Hi guys.  Anyone have advice for me.  My rusty 1935 crossbrace handle bars are just slightly bent.  Possibly took a impact to the right side.  The right handle is bent back 6-10 degrees inward.
I don't have a vice to clamp it down and hit /with a mallet.  What should I do?  Or, who or what type of person could straighten my bars out? Appreciate anyones thoughts, thanks.  -  Nick


----------



## Andrew Gorman (May 19, 2012)

Get a vise! Here is a useful gadget-
http://books.google.com/books?id=-2HVAAAAMAAJ&dq=bicycle repairing&pg=PA115#v=onepage&q&f=false


----------



## prewar (May 20, 2012)

*Bars*

Find a friend with a large vise, and stable workbench. Are the crossbars removable? I've cold bent bars with removeable crossbars with a long pipe 3 ft + slipped over the end of the bars.  Measure what you have to start with before you start bending. This way you can measure your progress. Work slowly.


----------



## Nick-theCut (May 20, 2012)

That's good advice, thanks.  I wish I had my own workbench/vise setup.  I'll check my buddy list 

What type of business typically has a shop vise available?


----------



## prewar (May 21, 2012)

*bending bars*

This may sound weird but if you have any friends that have High School students , some of the schools have auto shop class. May be able to go in to bend the bars. Muffler shops.  Venice High has an adult auto shop class for night time adult students. It's great you have access to all types of equipment.


----------



## MagicRat (May 21, 2012)

I can only recomend trying to re-bend them yourself.

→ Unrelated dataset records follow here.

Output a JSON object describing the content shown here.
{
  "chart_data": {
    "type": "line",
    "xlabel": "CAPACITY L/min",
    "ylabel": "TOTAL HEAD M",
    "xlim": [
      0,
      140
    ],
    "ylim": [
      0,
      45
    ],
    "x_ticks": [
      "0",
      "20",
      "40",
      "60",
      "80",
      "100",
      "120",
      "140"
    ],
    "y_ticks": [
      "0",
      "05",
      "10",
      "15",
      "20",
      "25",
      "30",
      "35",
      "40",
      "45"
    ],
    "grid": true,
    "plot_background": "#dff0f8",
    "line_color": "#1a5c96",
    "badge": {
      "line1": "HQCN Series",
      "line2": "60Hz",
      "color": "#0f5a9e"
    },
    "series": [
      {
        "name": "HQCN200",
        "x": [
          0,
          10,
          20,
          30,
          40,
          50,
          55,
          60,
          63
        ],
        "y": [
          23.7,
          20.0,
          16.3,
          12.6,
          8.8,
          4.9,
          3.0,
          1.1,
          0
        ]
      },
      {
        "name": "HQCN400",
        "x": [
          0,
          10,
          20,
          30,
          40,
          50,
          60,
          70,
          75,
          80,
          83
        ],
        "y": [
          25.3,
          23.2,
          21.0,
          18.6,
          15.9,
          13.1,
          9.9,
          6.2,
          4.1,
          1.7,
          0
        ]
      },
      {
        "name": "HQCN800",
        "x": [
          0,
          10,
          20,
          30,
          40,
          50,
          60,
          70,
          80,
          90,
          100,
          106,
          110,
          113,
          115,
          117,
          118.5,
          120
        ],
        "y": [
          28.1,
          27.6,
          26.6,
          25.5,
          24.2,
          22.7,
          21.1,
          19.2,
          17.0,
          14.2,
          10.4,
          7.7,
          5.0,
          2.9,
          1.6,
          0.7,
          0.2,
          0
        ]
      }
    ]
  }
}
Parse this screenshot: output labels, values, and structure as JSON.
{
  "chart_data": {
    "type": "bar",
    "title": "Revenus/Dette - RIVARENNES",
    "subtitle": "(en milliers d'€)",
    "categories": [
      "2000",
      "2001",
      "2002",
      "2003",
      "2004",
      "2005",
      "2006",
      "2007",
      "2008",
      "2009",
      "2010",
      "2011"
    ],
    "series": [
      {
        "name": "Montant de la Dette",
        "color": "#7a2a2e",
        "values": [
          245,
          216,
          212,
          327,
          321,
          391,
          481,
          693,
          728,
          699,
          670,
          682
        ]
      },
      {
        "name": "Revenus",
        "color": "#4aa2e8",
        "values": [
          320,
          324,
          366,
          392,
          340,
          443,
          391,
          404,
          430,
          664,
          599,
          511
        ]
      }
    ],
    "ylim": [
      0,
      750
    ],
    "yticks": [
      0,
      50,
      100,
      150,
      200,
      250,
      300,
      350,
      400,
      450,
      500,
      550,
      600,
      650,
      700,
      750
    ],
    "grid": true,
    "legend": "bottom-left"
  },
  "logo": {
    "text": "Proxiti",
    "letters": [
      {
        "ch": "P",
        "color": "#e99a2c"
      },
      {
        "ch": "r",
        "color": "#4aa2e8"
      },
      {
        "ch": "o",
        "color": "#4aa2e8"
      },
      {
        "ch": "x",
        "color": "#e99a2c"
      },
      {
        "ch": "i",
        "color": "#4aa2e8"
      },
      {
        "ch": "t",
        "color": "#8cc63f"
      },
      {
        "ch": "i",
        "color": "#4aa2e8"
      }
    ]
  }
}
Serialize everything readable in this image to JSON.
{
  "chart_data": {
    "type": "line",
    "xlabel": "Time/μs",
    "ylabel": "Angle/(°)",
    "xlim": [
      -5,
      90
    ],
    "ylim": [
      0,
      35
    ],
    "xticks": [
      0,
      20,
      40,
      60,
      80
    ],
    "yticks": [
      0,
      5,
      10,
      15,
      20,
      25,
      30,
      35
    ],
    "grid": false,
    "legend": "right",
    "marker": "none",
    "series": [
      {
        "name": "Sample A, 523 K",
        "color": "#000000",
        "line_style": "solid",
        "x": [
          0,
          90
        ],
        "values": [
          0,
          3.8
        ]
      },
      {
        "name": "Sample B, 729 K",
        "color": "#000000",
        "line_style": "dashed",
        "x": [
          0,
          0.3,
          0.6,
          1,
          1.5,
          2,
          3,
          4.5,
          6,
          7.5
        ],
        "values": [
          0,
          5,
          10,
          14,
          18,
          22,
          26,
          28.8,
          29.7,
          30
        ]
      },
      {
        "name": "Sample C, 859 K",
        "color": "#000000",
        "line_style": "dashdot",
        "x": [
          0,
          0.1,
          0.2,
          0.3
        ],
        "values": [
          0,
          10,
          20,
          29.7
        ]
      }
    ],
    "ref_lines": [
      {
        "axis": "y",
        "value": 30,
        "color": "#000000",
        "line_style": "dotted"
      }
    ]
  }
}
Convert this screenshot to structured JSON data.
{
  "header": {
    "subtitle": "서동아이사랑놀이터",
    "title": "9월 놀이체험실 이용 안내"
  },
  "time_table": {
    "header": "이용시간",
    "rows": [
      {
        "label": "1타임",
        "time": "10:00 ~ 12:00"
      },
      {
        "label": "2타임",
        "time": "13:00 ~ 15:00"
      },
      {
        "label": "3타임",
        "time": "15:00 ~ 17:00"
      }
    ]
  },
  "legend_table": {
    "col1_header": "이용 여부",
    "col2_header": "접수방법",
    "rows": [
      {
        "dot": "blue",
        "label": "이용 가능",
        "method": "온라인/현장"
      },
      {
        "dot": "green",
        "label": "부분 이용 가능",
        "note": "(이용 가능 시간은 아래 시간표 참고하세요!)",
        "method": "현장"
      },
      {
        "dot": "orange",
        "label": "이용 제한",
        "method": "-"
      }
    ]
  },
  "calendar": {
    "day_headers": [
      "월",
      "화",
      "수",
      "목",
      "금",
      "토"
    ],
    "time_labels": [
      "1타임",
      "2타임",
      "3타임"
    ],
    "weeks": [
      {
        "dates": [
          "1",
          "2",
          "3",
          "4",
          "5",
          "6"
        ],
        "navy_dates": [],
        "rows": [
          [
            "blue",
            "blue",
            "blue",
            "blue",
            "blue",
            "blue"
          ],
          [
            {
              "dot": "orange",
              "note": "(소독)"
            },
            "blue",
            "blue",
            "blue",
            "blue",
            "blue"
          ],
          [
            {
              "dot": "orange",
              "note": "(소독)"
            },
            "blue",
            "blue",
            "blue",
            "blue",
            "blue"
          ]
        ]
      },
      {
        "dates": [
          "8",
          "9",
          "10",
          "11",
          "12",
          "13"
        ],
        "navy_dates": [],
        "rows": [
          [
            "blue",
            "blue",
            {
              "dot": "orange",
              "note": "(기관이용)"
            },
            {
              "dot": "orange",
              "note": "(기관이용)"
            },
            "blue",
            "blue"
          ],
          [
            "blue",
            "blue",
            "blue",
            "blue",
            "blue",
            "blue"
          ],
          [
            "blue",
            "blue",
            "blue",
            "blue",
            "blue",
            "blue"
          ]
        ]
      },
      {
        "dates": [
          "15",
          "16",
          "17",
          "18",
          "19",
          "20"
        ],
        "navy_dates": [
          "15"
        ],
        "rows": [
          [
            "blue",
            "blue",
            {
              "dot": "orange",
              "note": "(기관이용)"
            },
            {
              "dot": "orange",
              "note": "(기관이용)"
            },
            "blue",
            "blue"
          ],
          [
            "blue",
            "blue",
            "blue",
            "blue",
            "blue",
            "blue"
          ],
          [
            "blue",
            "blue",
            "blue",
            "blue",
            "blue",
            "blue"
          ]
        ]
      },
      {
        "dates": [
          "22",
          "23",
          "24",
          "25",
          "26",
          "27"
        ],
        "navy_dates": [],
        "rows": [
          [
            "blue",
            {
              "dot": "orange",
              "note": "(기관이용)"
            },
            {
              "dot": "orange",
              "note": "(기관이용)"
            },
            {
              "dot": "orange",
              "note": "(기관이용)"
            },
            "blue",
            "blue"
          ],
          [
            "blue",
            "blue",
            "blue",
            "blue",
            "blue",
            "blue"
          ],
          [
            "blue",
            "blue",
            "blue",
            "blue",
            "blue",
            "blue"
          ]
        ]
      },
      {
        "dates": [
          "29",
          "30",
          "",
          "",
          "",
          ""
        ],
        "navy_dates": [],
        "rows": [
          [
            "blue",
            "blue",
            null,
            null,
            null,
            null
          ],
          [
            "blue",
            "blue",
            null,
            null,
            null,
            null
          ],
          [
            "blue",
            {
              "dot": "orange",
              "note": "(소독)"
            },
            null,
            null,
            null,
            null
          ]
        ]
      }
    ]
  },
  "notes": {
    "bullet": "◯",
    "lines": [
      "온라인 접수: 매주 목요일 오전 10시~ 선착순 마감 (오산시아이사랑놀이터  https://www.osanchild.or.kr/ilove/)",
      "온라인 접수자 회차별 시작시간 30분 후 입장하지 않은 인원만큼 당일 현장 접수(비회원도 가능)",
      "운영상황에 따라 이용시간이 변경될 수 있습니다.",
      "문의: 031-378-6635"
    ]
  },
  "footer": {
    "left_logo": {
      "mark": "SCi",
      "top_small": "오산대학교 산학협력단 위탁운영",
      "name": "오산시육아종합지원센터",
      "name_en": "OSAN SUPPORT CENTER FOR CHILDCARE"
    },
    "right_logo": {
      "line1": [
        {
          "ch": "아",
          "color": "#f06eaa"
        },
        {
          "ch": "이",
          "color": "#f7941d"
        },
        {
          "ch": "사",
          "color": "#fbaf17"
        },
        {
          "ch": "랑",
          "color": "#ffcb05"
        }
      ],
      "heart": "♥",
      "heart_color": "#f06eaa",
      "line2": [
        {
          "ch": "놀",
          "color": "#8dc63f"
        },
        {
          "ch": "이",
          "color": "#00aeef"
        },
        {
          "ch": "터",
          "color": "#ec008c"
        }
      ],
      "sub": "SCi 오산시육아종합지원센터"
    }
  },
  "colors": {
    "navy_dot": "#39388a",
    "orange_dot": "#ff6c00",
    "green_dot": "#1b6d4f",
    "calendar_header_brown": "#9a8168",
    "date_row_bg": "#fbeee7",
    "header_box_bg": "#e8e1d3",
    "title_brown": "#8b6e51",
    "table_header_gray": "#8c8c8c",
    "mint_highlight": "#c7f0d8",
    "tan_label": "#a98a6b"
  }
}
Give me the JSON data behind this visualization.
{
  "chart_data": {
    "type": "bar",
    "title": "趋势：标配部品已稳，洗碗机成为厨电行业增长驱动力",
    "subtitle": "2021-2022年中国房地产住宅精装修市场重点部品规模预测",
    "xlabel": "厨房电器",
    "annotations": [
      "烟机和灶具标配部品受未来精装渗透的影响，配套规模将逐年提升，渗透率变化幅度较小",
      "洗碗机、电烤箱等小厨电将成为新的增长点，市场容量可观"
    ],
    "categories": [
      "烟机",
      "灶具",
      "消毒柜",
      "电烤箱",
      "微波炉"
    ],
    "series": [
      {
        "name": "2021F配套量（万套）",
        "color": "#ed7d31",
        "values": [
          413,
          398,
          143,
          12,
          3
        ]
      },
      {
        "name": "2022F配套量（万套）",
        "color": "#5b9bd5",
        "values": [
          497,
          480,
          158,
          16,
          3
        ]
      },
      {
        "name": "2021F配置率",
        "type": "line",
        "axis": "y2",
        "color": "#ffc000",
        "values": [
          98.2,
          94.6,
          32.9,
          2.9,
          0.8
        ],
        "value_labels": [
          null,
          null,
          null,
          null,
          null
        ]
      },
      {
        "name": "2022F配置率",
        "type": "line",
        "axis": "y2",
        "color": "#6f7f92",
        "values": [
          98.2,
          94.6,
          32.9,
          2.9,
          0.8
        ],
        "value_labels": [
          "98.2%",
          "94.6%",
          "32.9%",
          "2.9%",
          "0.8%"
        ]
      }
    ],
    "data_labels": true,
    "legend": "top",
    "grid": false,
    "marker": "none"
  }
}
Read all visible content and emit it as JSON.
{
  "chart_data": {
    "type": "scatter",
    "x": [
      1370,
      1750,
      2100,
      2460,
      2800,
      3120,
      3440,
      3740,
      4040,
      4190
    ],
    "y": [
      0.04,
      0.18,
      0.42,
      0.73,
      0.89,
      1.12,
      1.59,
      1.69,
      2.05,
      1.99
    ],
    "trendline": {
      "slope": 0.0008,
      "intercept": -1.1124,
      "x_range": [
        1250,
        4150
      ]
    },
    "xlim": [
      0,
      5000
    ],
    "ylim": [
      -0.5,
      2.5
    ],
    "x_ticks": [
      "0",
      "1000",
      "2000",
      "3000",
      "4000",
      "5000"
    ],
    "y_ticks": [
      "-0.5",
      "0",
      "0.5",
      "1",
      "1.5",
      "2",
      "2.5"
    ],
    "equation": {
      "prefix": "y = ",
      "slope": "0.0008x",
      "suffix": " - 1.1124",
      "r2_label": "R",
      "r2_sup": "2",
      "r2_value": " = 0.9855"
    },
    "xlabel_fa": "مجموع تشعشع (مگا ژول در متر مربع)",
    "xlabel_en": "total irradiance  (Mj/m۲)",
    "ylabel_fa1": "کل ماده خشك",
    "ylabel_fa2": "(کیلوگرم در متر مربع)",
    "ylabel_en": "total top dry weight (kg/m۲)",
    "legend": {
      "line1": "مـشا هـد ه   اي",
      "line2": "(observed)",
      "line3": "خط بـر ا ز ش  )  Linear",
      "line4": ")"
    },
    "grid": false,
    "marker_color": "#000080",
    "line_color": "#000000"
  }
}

If somebody else breaks it...you will hate them for the rest of your life.

(ask me how I know)


----------



## Nick-theCut (May 21, 2012)

Haha, sounds like an interesting life experiance.  I think I got the info I was looking for... Tell us.  How did you end up hating someone for life MagicHat?


----------



## MagicRat (May 22, 2012)

If I posted the story...You would hate him too.


----------



## Nick-theCut (May 22, 2012)

haha.  Good job at not spreading the negativity.  Take care all.  -  Nick


----------



## bricycle (May 22, 2012)

Maybe you could get by with putting under a cars tire. Tire won't crush bar, but should be heavy enough to hold to bend....Unless you have a Ford Smart Car...lol!


----------



## Nick-theCut (May 22, 2012)

This may be a genius idea Brian.  Way to think creatively.


----------